This week, we famously inherit Avraham’s holy chutzpah in arguing with God to save the righteous people of S’dom and Amorrah. Outraged that God considers just wiping out the cities, he pleads with God: If there are 50 righteous people within the city, please save them! Avraham sees it as his mission to save innocent people and he teaches us one model of what it means to be righteous - advocating for others.
In this context, we also learn a different element - just as important - of what it means to be righteous. When Avraham pleads if there are righteous people ‘within the city,’ the Hasidic rebbi Rav Simcha Bunim picks up on these words. ‘Within the city/בְּתוֹךְ הָעִיר,’ he teaches, means that it wouldn’t be enough to find the people on the benches of the [imagined] Beit Midrash (the study hall). That is not righteousness defined. You have to find people embedded within the city, mixed in with the rest of the people, engaging with the real world, and even so, working to remain righteous. Only then will God save the city on their behalf.
Here, righteousness is described as an inner process that one must cultivate as they move about the world, spreading it to others. It is a state of being that flows from us when we engage with others, some who are like us and some who are not. Rav Simcha Bunim teaches that it’s not enough to think about righteous ideas and learn them, studying their concepts and principles. We also must work in the everyday world to make them come to life.
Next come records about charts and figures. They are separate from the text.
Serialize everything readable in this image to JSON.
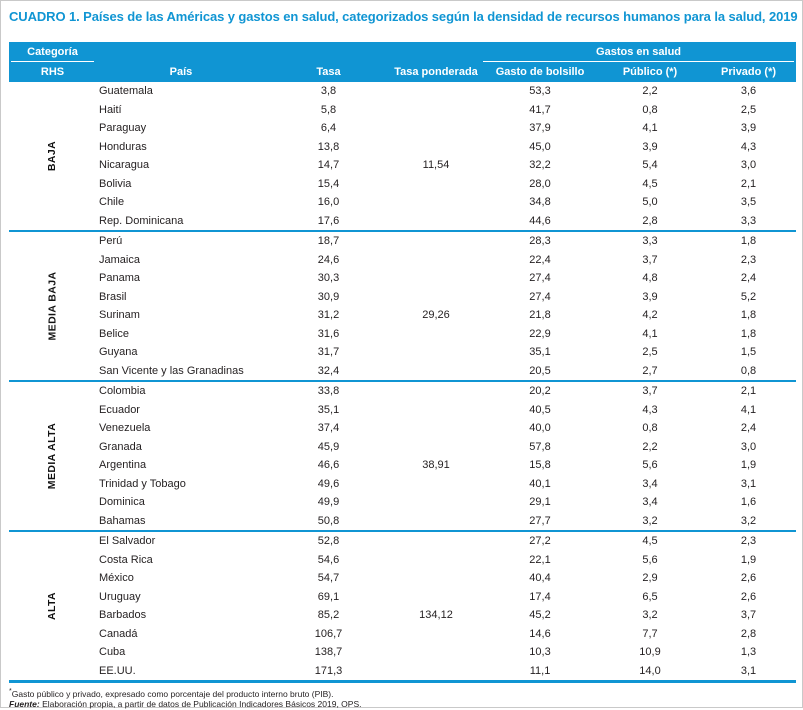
{
  "title": "CUADRO 1. Países de las Américas y gastos en salud, categorizados según la densidad de recursos humanos para la salud, 2019",
  "table": {
    "header": {
      "category_top": "Categoría",
      "category_bottom": "RHS",
      "country": "País",
      "rate": "Tasa",
      "weighted_rate": "Tasa ponderada",
      "expenses_group": "Gastos en salud",
      "out_of_pocket": "Gasto de bolsillo",
      "public": "Público (*)",
      "private": "Privado (*)"
    },
    "groups": [
      {
        "category": "BAJA",
        "weighted_rate": "11,54",
        "rows": [
          {
            "country": "Guatemala",
            "rate": "3,8",
            "oop": "53,3",
            "pub": "2,2",
            "priv": "3,6"
          },
          {
            "country": "Haití",
            "rate": "5,8",
            "oop": "41,7",
            "pub": "0,8",
            "priv": "2,5"
          },
          {
            "country": "Paraguay",
            "rate": "6,4",
            "oop": "37,9",
            "pub": "4,1",
            "priv": "3,9"
          },
          {
            "country": "Honduras",
            "rate": "13,8",
            "oop": "45,0",
            "pub": "3,9",
            "priv": "4,3"
          },
          {
            "country": "Nicaragua",
            "rate": "14,7",
            "oop": "32,2",
            "pub": "5,4",
            "priv": "3,0"
          },
          {
            "country": "Bolivia",
            "rate": "15,4",
            "oop": "28,0",
            "pub": "4,5",
            "priv": "2,1"
          },
          {
            "country": "Chile",
            "rate": "16,0",
            "oop": "34,8",
            "pub": "5,0",
            "priv": "3,5"
          },
          {
            "country": "Rep. Dominicana",
            "rate": "17,6",
            "oop": "44,6",
            "pub": "2,8",
            "priv": "3,3"
          }
        ]
      },
      {
        "category": "MEDIA BAJA",
        "weighted_rate": "29,26",
        "rows": [
          {
            "country": "Perú",
            "rate": "18,7",
            "oop": "28,3",
            "pub": "3,3",
            "priv": "1,8"
          },
          {
            "country": "Jamaica",
            "rate": "24,6",
            "oop": "22,4",
            "pub": "3,7",
            "priv": "2,3"
          },
          {
            "country": "Panama",
            "rate": "30,3",
            "oop": "27,4",
            "pub": "4,8",
            "priv": "2,4"
          },
          {
            "country": "Brasil",
            "rate": "30,9",
            "oop": "27,4",
            "pub": "3,9",
            "priv": "5,2"
          },
          {
            "country": "Surinam",
            "rate": "31,2",
            "oop": "21,8",
            "pub": "4,2",
            "priv": "1,8"
          },
          {
            "country": "Belice",
            "rate": "31,6",
            "oop": "22,9",
            "pub": "4,1",
            "priv": "1,8"
          },
          {
            "country": "Guyana",
            "rate": "31,7",
            "oop": "35,1",
            "pub": "2,5",
            "priv": "1,5"
          },
          {
            "country": "San Vicente y las Granadinas",
            "rate": "32,4",
            "oop": "20,5",
            "pub": "2,7",
            "priv": "0,8"
          }
        ]
      },
      {
        "category": "MEDIA ALTA",
        "weighted_rate": "38,91",
        "rows": [
          {
            "country": "Colombia",
            "rate": "33,8",
            "oop": "20,2",
            "pub": "3,7",
            "priv": "2,1"
          },
          {
            "country": "Ecuador",
            "rate": "35,1",
            "oop": "40,5",
            "pub": "4,3",
            "priv": "4,1"
          },
          {
            "country": "Venezuela",
            "rate": "37,4",
            "oop": "40,0",
            "pub": "0,8",
            "priv": "2,4"
          },
          {
            "country": "Granada",
            "rate": "45,9",
            "oop": "57,8",
            "pub": "2,2",
            "priv": "3,0"
          },
          {
            "country": "Argentina",
            "rate": "46,6",
            "oop": "15,8",
            "pub": "5,6",
            "priv": "1,9"
          },
          {
            "country": "Trinidad y Tobago",
            "rate": "49,6",
            "oop": "40,1",
            "pub": "3,4",
            "priv": "3,1"
          },
          {
            "country": "Dominica",
            "rate": "49,9",
            "oop": "29,1",
            "pub": "3,4",
            "priv": "1,6"
          },
          {
            "country": "Bahamas",
            "rate": "50,8",
            "oop": "27,7",
            "pub": "3,2",
            "priv": "3,2"
          }
        ]
      },
      {
        "category": "ALTA",
        "weighted_rate": "134,12",
        "rows": [
          {
            "country": "El Salvador",
            "rate": "52,8",
            "oop": "27,2",
            "pub": "4,5",
            "priv": "2,3"
          },
          {
            "country": "Costa Rica",
            "rate": "54,6",
            "oop": "22,1",
            "pub": "5,6",
            "priv": "1,9"
          },
          {
            "country": "México",
            "rate": "54,7",
            "oop": "40,4",
            "pub": "2,9",
            "priv": "2,6"
          },
          {
            "country": "Uruguay",
            "rate": "69,1",
            "oop": "17,4",
            "pub": "6,5",
            "priv": "2,6"
          },
          {
            "country": "Barbados",
            "rate": "85,2",
            "oop": "45,2",
            "pub": "3,2",
            "priv": "3,7"
          },
          {
            "country": "Canadá",
            "rate": "106,7",
            "oop": "14,6",
            "pub": "7,7",
            "priv": "2,8"
          },
          {
            "country": "Cuba",
            "rate": "138,7",
            "oop": "10,3",
            "pub": "10,9",
            "priv": "1,3"
          },
          {
            "country": "EE.UU.",
            "rate": "171,3",
            "oop": "11,1",
            "pub": "14,0",
            "priv": "3,1"
          }
        ]
      }
    ]
  },
  "footnotes": {
    "note_marker": "*",
    "note_text": "Gasto público y privado, expresado como porcentaje del producto interno bruto (PIB).",
    "source_label": "Fuente:",
    "source_text": "Elaboración propia, a partir de datos de Publicación Indicadores Básicos 2019, OPS."
  },
  "colors": {
    "accent_blue": "#1095d3",
    "text": "#231f20",
    "page_border": "#c9c9c9"
  }
}
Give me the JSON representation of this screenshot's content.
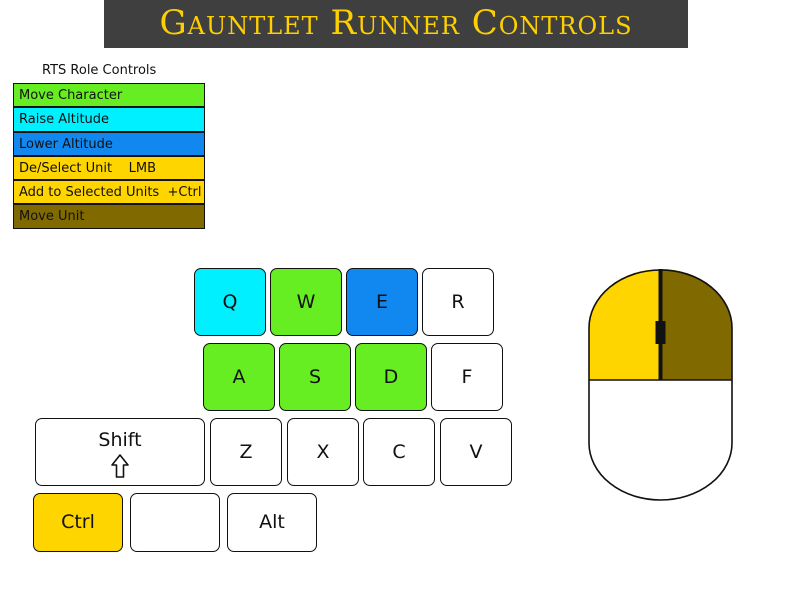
{
  "title": "Gauntlet Runner Controls",
  "colors": {
    "banner_bg": "#3f3f3f",
    "title_text": "#ffd000",
    "move_character": "#66ee22",
    "raise_altitude": "#00f0ff",
    "lower_altitude": "#1188f0",
    "select_unit": "#ffd500",
    "move_unit": "#806a00",
    "neutral_key": "#ffffff"
  },
  "legend": {
    "title": "RTS Role Controls",
    "items": [
      {
        "label": "Move Character",
        "color": "#66ee22"
      },
      {
        "label": "Raise Altitude",
        "color": "#00f0ff"
      },
      {
        "label": "Lower Altitude",
        "color": "#1188f0"
      },
      {
        "label": "De/Select Unit    LMB",
        "color": "#ffd500"
      },
      {
        "label": "Add to Selected Units  +Ctrl",
        "color": "#ffd500"
      },
      {
        "label": "Move Unit",
        "color": "#806a00"
      }
    ]
  },
  "keys": {
    "q": "Q",
    "w": "W",
    "e": "E",
    "r": "R",
    "a": "A",
    "s": "S",
    "d": "D",
    "f": "F",
    "shift": "Shift",
    "z": "Z",
    "x": "X",
    "c": "C",
    "v": "V",
    "ctrl": "Ctrl",
    "blank": "",
    "alt": "Alt"
  },
  "mouse": {
    "left_button_action": "De/Select Unit",
    "right_button_action": "Move Unit",
    "left_color": "#ffd500",
    "right_color": "#806a00"
  }
}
So many of us think about the way the world can be better, but it’s much harder to go out into the world and work for it to be better. This week, I am participating in a national initiative called Rabbis Against Gun Violence Shabbat, and I will be speaking tomorrow about the issue (and I hope you'll join us Tuesday evening for a program, as well). As I go into Shabbat, I am thinking about what it means to be a person “within the city.” I pray that I have, and that you have, too, the fortitude to not just think about the ways the world can be better, but to engage in the world, “within the city” so that we all inhabit a more peaceful, more just world.